The Nembrotha milleri is found across the Indo Pacific area . They are found on rocky and coral reefs to a depth of 30 meters.
Nembrotha milleri feed on colonial sea squirts, also known as ascidians. In the images above and below a specimen can be seen feasting on an ascidian. The ascidian may be Sigillina signifera. These images were taken around 15h00 , the following morning I went back to the same spot at 09h30 and the entire ascidian had been eaten. Nudibranchs have their teeth on their radula which is similar but not quite the same as a tongue.

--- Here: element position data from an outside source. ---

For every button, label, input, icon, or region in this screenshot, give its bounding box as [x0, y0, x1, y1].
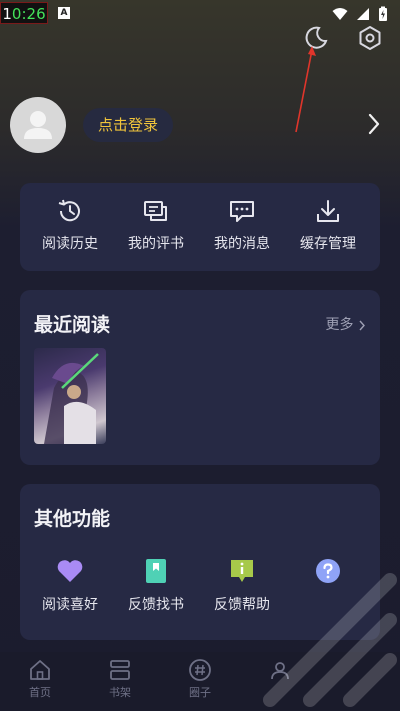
- other-functions-title: 其他功能: [34, 508, 111, 530]
- tab-circle-label: 圈子: [189, 686, 211, 699]
- info-icon: [231, 560, 253, 582]
- more-label: 更多: [325, 317, 354, 333]
- history-icon: [58, 199, 80, 222]
- heart-icon: [57, 560, 83, 582]
- tab-circle[interactable]: 圈子: [170, 658, 230, 700]
- tab-bookshelf-label: 书架: [109, 686, 131, 699]
- tab-profile[interactable]: [250, 658, 310, 684]
- bookshelf-icon: [110, 660, 130, 680]
- bookmark-icon: [146, 559, 166, 583]
- user-placeholder-icon: [24, 111, 52, 139]
- tab-home[interactable]: 首页: [10, 658, 70, 700]
- feedback-help-button[interactable]: 反馈帮助: [202, 558, 282, 614]
- battery-icon: [379, 6, 387, 21]
- download-icon: [317, 200, 339, 222]
- tab-bookshelf[interactable]: 书架: [90, 658, 150, 700]
- tab-home-label: 首页: [29, 686, 51, 699]
- reading-preference-label: 阅读喜好: [42, 597, 98, 613]
- my-reviews-button[interactable]: 我的评书: [116, 197, 196, 253]
- status-time: 10:26: [0, 2, 48, 24]
- more-link[interactable]: 更多: [326, 314, 366, 334]
- my-messages-button[interactable]: 我的消息: [202, 197, 282, 253]
- my-messages-label: 我的消息: [214, 236, 270, 252]
- status-indicators: [332, 6, 388, 22]
- feedback-find-book-label: 反馈找书: [128, 597, 184, 613]
- book-cover[interactable]: [34, 348, 106, 444]
- settings-icon[interactable]: [356, 24, 384, 52]
- night-mode-icon[interactable]: [302, 24, 330, 52]
- annotation-arrow: [295, 46, 316, 133]
- quick-actions-card: 阅读历史 我的评书 我的消息 缓存管理: [20, 183, 380, 271]
- cache-manage-label: 缓存管理: [300, 236, 356, 252]
- help-question-button[interactable]: [288, 558, 368, 594]
- home-icon: [30, 660, 50, 680]
- recent-reading-card: 最近阅读 更多: [20, 290, 380, 465]
- avatar[interactable]: [10, 97, 66, 153]
- login-button[interactable]: 点击登录: [83, 108, 173, 142]
- feedback-help-label: 反馈帮助: [214, 597, 270, 613]
- app-notification-icon: A: [58, 7, 70, 19]
- cover-artwork-image: [44, 353, 99, 444]
- feedback-find-book-button[interactable]: 反馈找书: [116, 558, 196, 614]
- my-reviews-label: 我的评书: [128, 236, 184, 252]
- wifi-icon: [332, 8, 348, 20]
- chevron-right-small-icon: [359, 320, 365, 330]
- hashtag-icon: [189, 659, 211, 681]
- signal-icon: [357, 8, 369, 20]
- bottom-tab-bar: 首页 书架 圈子: [0, 652, 400, 711]
- message-icon: [230, 201, 254, 222]
- comment-icon: [144, 201, 167, 221]
- recent-reading-title: 最近阅读: [34, 314, 111, 336]
- question-icon: [316, 559, 340, 583]
- cache-manage-button[interactable]: 缓存管理: [288, 197, 368, 253]
- profile-icon: [271, 662, 289, 680]
- reading-history-label: 阅读历史: [42, 236, 98, 252]
- other-functions-card: 其他功能 阅读喜好 反馈找书 反馈帮助: [20, 484, 380, 640]
- chevron-right-icon[interactable]: [366, 112, 382, 136]
- reading-history-button[interactable]: 阅读历史: [30, 197, 110, 253]
- reading-preference-button[interactable]: 阅读喜好: [30, 558, 110, 614]
- status-bar: 10:26 A: [0, 0, 400, 28]
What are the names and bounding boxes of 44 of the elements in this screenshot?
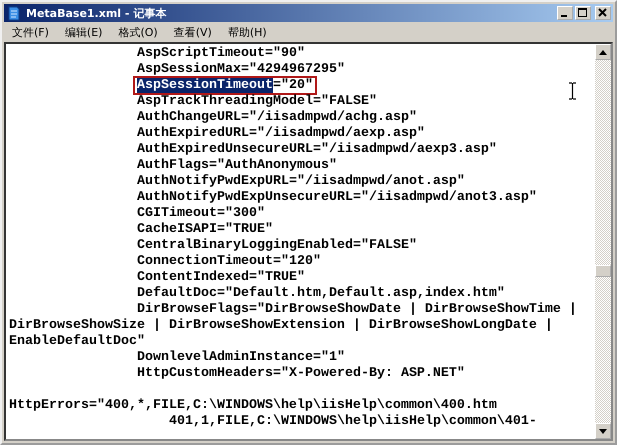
maximize-icon	[578, 8, 588, 18]
code-line: DirBrowseShowSize | DirBrowseShowExtension | DirBrowseShowLongDate |	[9, 318, 553, 333]
code-line: CGITimeout="300"	[137, 206, 265, 221]
code-line: AuthNotifyPwdExpURL="/iisadmpwd/anot.asp"	[137, 174, 465, 189]
code-line: CacheISAPI="TRUE"	[137, 222, 273, 237]
code-line: ConnectionTimeout="120"	[137, 254, 321, 269]
menu-item[interactable]: 文件(F)	[6, 24, 55, 40]
code-line: AuthExpiredURL="/iisadmpwd/aexp.asp"	[137, 126, 425, 141]
vertical-scrollbar[interactable]	[595, 44, 611, 439]
selected-text: AspSessionTimeout	[137, 78, 273, 93]
code-line: ContentIndexed="TRUE"	[137, 270, 305, 285]
code-line: EnableDefaultDoc"	[9, 334, 145, 349]
text-cursor-icon	[568, 82, 577, 100]
code-line: AspScriptTimeout="90"	[137, 46, 305, 61]
scroll-down-button[interactable]	[595, 423, 611, 439]
notepad-icon	[6, 5, 22, 21]
menu-item[interactable]: 帮助(H)	[222, 24, 273, 40]
down-arrow-icon	[599, 428, 607, 434]
menu-item[interactable]: 格式(O)	[112, 24, 164, 40]
scroll-thumb[interactable]	[595, 265, 611, 277]
code-line: DirBrowseFlags="DirBrowseShowDate | DirBrowseShowTime |	[137, 302, 577, 317]
code-line: 401,1,FILE,C:\WINDOWS\help\iisHelp\common\401-	[169, 414, 537, 429]
up-arrow-icon	[599, 50, 607, 54]
code-line: ="20"	[272, 78, 313, 93]
menu-item[interactable]: 编辑(E)	[58, 24, 108, 40]
maximize-button[interactable]	[575, 6, 591, 20]
code-line: DownlevelAdminInstance="1"	[137, 350, 345, 365]
scroll-up-button[interactable]	[595, 44, 611, 60]
minimize-button[interactable]	[557, 6, 573, 20]
code-line: CentralBinaryLoggingEnabled="FALSE"	[137, 238, 417, 253]
code-line: AspSessionMax="4294967295"	[137, 62, 345, 77]
code-line: DefaultDoc="Default.htm,Default.asp,index.htm"	[137, 286, 505, 301]
code-line: HttpErrors="400,*,FILE,C:\WINDOWS\help\iisHelp\common\400.htm	[9, 398, 497, 413]
code-line: AuthChangeURL="/iisadmpwd/achg.asp"	[137, 110, 417, 125]
code-line: AspTrackThreadingModel="FALSE"	[137, 94, 377, 109]
menu-item[interactable]: 查看(V)	[168, 24, 218, 40]
code-line: HttpCustomHeaders="X-Powered-By: ASP.NET"	[137, 366, 465, 381]
minimize-icon	[561, 15, 567, 17]
code-line: AuthExpiredUnsecureURL="/iisadmpwd/aexp3.asp"	[137, 142, 497, 157]
close-button[interactable]	[595, 6, 611, 20]
code-line: AuthNotifyPwdExpUnsecureURL="/iisadmpwd/anot3.asp"	[137, 190, 537, 205]
code-line: AuthFlags="AuthAnonymous"	[137, 158, 337, 173]
close-icon	[598, 8, 608, 18]
window-title: MetaBase1.xml - 记事本	[26, 6, 168, 20]
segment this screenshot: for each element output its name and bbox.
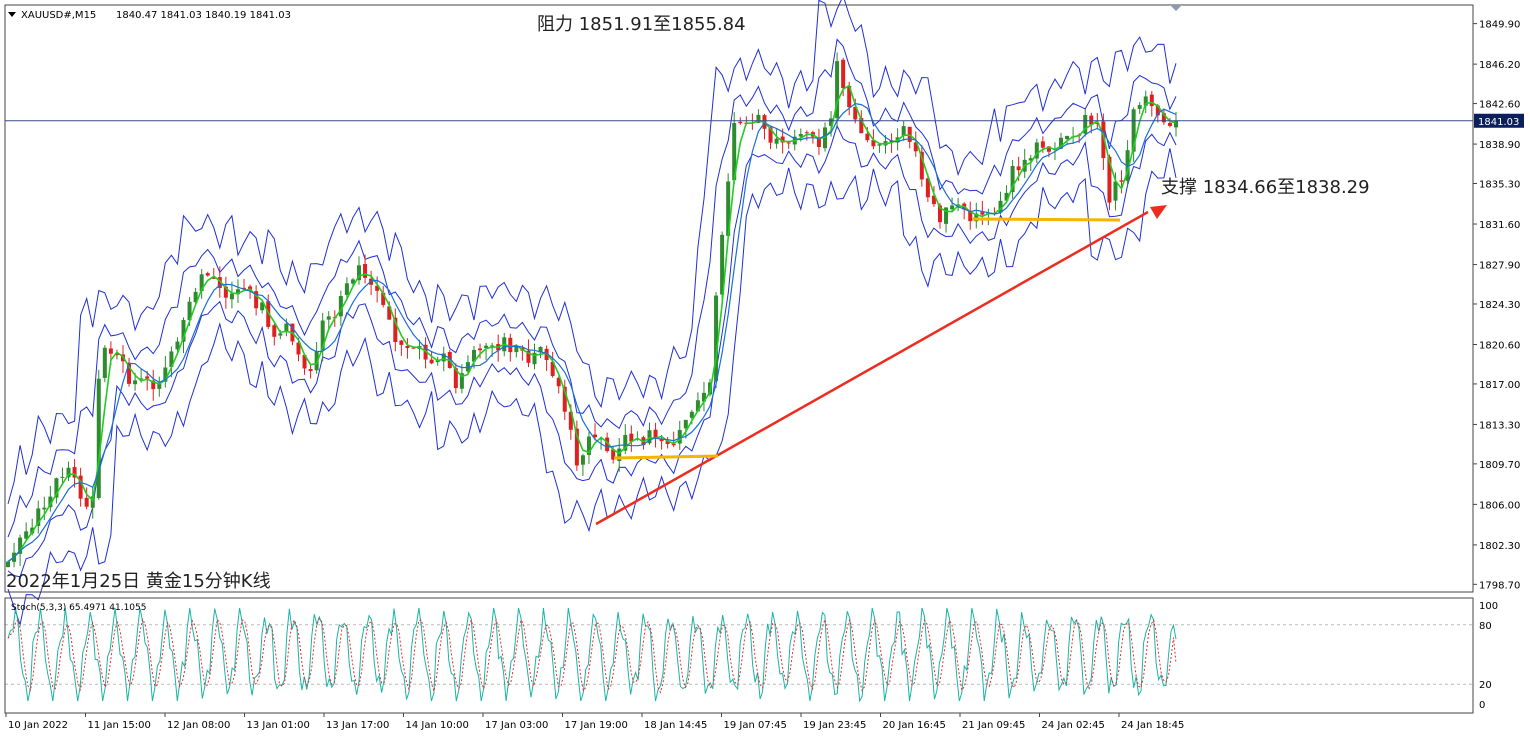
y-tick-label: 1827.90 — [1479, 261, 1520, 272]
stoch-y-tick-label: 0 — [1479, 700, 1485, 711]
candle-body — [1040, 141, 1045, 148]
candle-body — [60, 476, 65, 478]
candle-body — [980, 212, 985, 215]
x-tick-label: 18 Jan 14:45 — [644, 720, 707, 731]
y-tick-label: 1842.60 — [1479, 100, 1520, 111]
x-tick-label: 12 Jan 08:00 — [167, 720, 230, 731]
stoch-indicator-label: Stoch(5,3,3) 65.4971 41.1055 — [11, 603, 146, 613]
x-tick-label: 13 Jan 01:00 — [247, 720, 310, 731]
candle-body — [1119, 180, 1124, 182]
y-tick-label: 1838.90 — [1479, 140, 1520, 151]
candle-body — [950, 205, 955, 210]
candle-body — [508, 337, 513, 353]
y-tick-label: 1820.60 — [1479, 340, 1520, 351]
y-tick-label: 1802.30 — [1479, 541, 1520, 552]
chart-background — [0, 0, 1530, 744]
x-tick-label: 14 Jan 10:00 — [406, 720, 469, 731]
candle-body — [1065, 135, 1070, 140]
y-tick-label: 1817.00 — [1479, 380, 1520, 391]
candle-body — [108, 348, 113, 354]
support-annotation: 支撑 1834.66至1838.29 — [1161, 177, 1370, 198]
candle-body — [1149, 94, 1154, 107]
x-tick-label: 20 Jan 16:45 — [883, 720, 946, 731]
candle-body — [580, 455, 585, 465]
candle-body — [774, 138, 779, 144]
candle-body — [1174, 120, 1178, 128]
y-tick-label: 1835.30 — [1479, 180, 1520, 191]
x-tick-label: 19 Jan 07:45 — [724, 720, 787, 731]
candle-body — [326, 316, 331, 320]
x-tick-label: 13 Jan 17:00 — [326, 720, 389, 731]
x-tick-label: 21 Jan 09:45 — [962, 720, 1025, 731]
candle-body — [133, 380, 138, 385]
chart-caption: 2022年1月25日 黄金15分钟K线 — [6, 571, 271, 592]
support-line-lower — [613, 454, 719, 460]
candle-body — [308, 369, 313, 371]
y-tick-label: 1846.20 — [1479, 60, 1520, 71]
ohlc-values: 1840.47 1841.03 1840.19 1841.03 — [116, 10, 291, 21]
current-price-label: 1841.03 — [1478, 117, 1519, 128]
candle-body — [877, 144, 882, 146]
candle-body — [490, 345, 495, 347]
candle-body — [1137, 105, 1142, 109]
candle-body — [272, 325, 277, 337]
x-tick-label: 11 Jan 15:00 — [88, 720, 151, 731]
candle-body — [399, 340, 404, 345]
x-tick-label: 17 Jan 19:00 — [565, 720, 628, 731]
support-line-upper — [971, 217, 1121, 222]
y-tick-label: 1813.30 — [1479, 420, 1520, 431]
x-tick-label: 10 Jan 2022 — [8, 720, 68, 731]
symbol-label: XAUUSD#,M15 — [21, 10, 96, 21]
candle-body — [363, 263, 368, 278]
candle-body — [344, 283, 349, 295]
x-tick-label: 24 Jan 18:45 — [1121, 720, 1184, 731]
stoch-y-tick-label: 80 — [1479, 621, 1492, 632]
y-tick-label: 1798.70 — [1479, 580, 1520, 591]
candle-body — [804, 132, 809, 134]
stoch-y-tick-label: 20 — [1479, 680, 1492, 691]
stoch-y-tick-label: 100 — [1479, 601, 1498, 612]
x-tick-label: 24 Jan 02:45 — [1042, 720, 1105, 731]
candle-body — [798, 133, 803, 137]
candle-body — [865, 133, 870, 141]
resistance-annotation: 阻力 1851.91至1855.84 — [537, 14, 746, 35]
y-tick-label: 1809.70 — [1479, 460, 1520, 471]
candle-body — [478, 348, 483, 351]
x-tick-label: 19 Jan 23:45 — [803, 720, 866, 731]
candle-body — [841, 59, 846, 89]
candle-body — [102, 347, 107, 378]
candle-body — [738, 121, 743, 124]
x-tick-label: 17 Jan 03:00 — [485, 720, 548, 731]
candle-body — [429, 359, 434, 364]
candle-body — [1113, 181, 1118, 201]
y-tick-label: 1831.60 — [1479, 220, 1520, 231]
y-tick-label: 1806.00 — [1479, 500, 1520, 511]
candle-body — [683, 419, 688, 429]
candle-body — [84, 497, 89, 507]
candle-body — [1167, 122, 1172, 126]
candle — [102, 345, 107, 383]
candle-body — [278, 333, 283, 336]
candle — [835, 52, 840, 129]
candle-body — [42, 507, 47, 510]
candle — [6, 560, 10, 568]
candle-body — [1016, 166, 1021, 171]
price-chart[interactable]: 1849.90 1846.20 1842.60 1838.90 1835.30 1831.… — [0, 0, 1530, 744]
candle-body — [229, 293, 234, 300]
candle-body — [205, 273, 210, 276]
candle-body — [786, 142, 791, 144]
y-tick-label: 1849.90 — [1479, 20, 1520, 31]
candle — [96, 369, 101, 500]
candle-body — [96, 378, 101, 498]
candle-body — [6, 561, 10, 568]
y-tick-label: 1824.30 — [1479, 300, 1520, 311]
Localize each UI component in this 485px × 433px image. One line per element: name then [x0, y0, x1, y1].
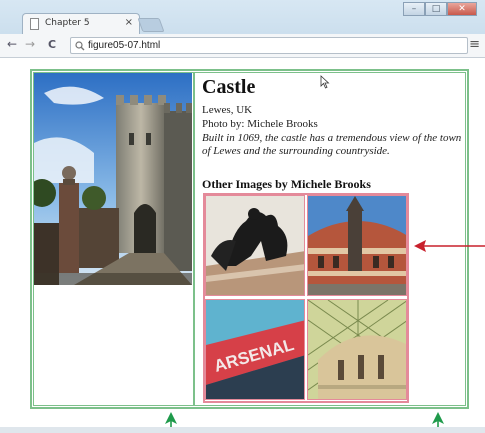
- image-gallery: ARSENAL: [203, 193, 409, 403]
- column-divider: [193, 72, 195, 406]
- window-controls: – □ ✕: [403, 2, 477, 18]
- page-icon: [30, 18, 39, 30]
- url-text: figure05-07.html: [88, 40, 161, 51]
- bottom-scrollbar[interactable]: [0, 427, 485, 433]
- maximize-button[interactable]: □: [425, 2, 447, 16]
- address-bar[interactable]: figure05-07.html: [70, 37, 468, 54]
- location-text: Lewes, UK: [202, 104, 253, 116]
- minimize-button[interactable]: –: [403, 2, 425, 16]
- thumbnail-concert-hall[interactable]: [307, 195, 407, 296]
- tab-close-icon[interactable]: ×: [125, 17, 133, 28]
- description-text: Built in 1069, the castle has a tremendo…: [202, 132, 462, 157]
- gallery-heading: Other Images by Michele Brooks: [202, 177, 371, 191]
- castle-photo: [34, 73, 192, 285]
- search-icon: [75, 41, 85, 51]
- close-window-button[interactable]: ✕: [447, 2, 477, 16]
- photo-credit: Photo by: Michele Brooks: [202, 118, 318, 130]
- web-page: Castle Lewes, UK Photo by: Michele Brook…: [0, 58, 485, 433]
- forward-icon[interactable]: →: [25, 37, 35, 51]
- thumbnail-chariot-statue[interactable]: [205, 195, 305, 296]
- menu-icon[interactable]: ≡: [469, 37, 480, 52]
- browser-toolbar: ← → C figure05-07.html ≡: [0, 34, 485, 58]
- reload-icon[interactable]: C: [48, 38, 56, 51]
- mouse-cursor-icon: [320, 75, 330, 89]
- browser-tab[interactable]: Chapter 5 ×: [22, 13, 140, 34]
- new-tab-button[interactable]: [137, 18, 165, 32]
- page-title: Castle: [202, 76, 256, 98]
- thumbnail-arsenal-stadium[interactable]: ARSENAL: [205, 299, 305, 400]
- browser-chrome: Chapter 5 × – □ ✕ ← → C figure05-07.html…: [0, 0, 485, 58]
- back-icon[interactable]: ←: [7, 37, 17, 51]
- thumbnail-glass-roof-dome[interactable]: [307, 299, 407, 400]
- annotation-arrow-red-icon: [414, 240, 485, 252]
- tab-title: Chapter 5: [45, 18, 90, 28]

Food is grasped and processed by the radula and passed through the esophagus into the stomach. After digestion waste products pass through the intestine out the anus, which in dorid nudibranchs is in the middle of the gills.
They are simultaneous hermaphrodites and mating takes place by connecting the sexual organs which are on the right hand side of the body. Once the two organs hook up sperm is transferred across to each specimen. Eggs are laid on a solid substrate in the form of a ribbon and when they hatch the larvae become planktonic before growing into adults. In the image below two Nembrotha milleri can be seen mating. These were small specimens and it was not possible to get closer. This pair were spotted at about 28 meters which is the deepest we have seen this species.